Blood flow in microvascular networks
Microvascular networks; made up of the narrowest blood vessels, deliver red blood cells continuously throughout the human body. We will use experimental data (from zebrafish, mice brains and retinal imaging) to model blood flow, and to determine how vessels are organized to solve difficult mathematical optimization problems, such as being resistant to damage, and ensuring that every part of a tissue receives an even amount of oxygen.

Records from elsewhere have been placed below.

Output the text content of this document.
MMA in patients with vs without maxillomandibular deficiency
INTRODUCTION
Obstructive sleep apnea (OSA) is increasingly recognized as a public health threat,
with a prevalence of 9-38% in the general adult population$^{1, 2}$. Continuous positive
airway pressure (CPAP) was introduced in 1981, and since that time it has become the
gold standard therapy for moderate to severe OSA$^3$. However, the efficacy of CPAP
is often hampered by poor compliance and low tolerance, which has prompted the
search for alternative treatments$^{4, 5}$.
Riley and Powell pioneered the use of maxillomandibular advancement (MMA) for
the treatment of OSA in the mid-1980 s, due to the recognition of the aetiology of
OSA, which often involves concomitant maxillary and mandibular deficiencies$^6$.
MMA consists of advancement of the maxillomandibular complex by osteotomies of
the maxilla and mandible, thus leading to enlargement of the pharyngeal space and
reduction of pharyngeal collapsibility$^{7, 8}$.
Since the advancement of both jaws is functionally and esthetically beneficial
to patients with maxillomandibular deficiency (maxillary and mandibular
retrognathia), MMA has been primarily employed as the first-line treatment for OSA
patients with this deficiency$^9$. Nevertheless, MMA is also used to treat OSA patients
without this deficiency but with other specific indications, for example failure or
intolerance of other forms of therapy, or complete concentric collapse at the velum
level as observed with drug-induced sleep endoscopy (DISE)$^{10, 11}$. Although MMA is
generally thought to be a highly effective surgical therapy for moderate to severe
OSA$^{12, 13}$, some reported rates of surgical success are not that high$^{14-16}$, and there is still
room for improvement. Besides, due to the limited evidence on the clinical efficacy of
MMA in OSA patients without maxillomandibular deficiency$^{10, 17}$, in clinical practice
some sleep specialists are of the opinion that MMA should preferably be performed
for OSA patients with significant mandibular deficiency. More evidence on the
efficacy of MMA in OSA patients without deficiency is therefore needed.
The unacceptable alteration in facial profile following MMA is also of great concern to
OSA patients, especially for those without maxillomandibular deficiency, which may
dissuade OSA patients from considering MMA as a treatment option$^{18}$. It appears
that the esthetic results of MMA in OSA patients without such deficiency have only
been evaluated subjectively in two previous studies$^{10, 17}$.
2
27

Organization of fungal cells
Fungal cells are organized very differently from animal (or plant) cells. Rather than having a single nucleus sitting in a cell, and directing the cell’s behaviors, a fungal cell may contain tens or even thousands of nuclei, all sharing a single cytoplasm. How do these nuclei work together to control the cell’s behavior? In this project, we will follow two lines of inquiry — 1. developing our own image analysis tools and running experiments, to understand cell cycle: the cues that nuclei use when making the decision to divide. 2. We will study data produced by our collaborators at UNC Chapel Hill and UC Berkeley, mapping out the nuclei, and the proteins that produce in fungi that are grown in microfluidic devices that deliver different environmental cues to different parts of the fungus. In both projects the goal is to understand how different nuclei that receive different cues from the fungus’ environment pool their information to make decisions together.
Fluid mechanics
(Provisional topic). We will develop a tool for predicting how small particles move around within a class of lab on a chip devices called inertial microfluidic devices. Although these devices are used in industry and university labs for hundreds of applications, there is no theory that is capable of predicting how particles such as cells move within devices. Our goal is to create a fast computational tool based on a successful theoretical model of particle motion that has been known about for 30 years. We will figure out how to computationally implement the method of solution, using finite element methods. Our goal is to create a tool that can be easily used by any experimentalist, and that will finally allow for theoretical design of these devices. This project is particularly suitable for students with interests either in physics or in Partial Differential Equations.
Machine learning for Los Angeles homicide narratives
What makes two homicides different? Is it something about the victim, the suspect, the place where it happened, motive? These features of homicides often appear in text narratives describing the event. The purpose of this project is to understand this high dimensional space and identify patterns.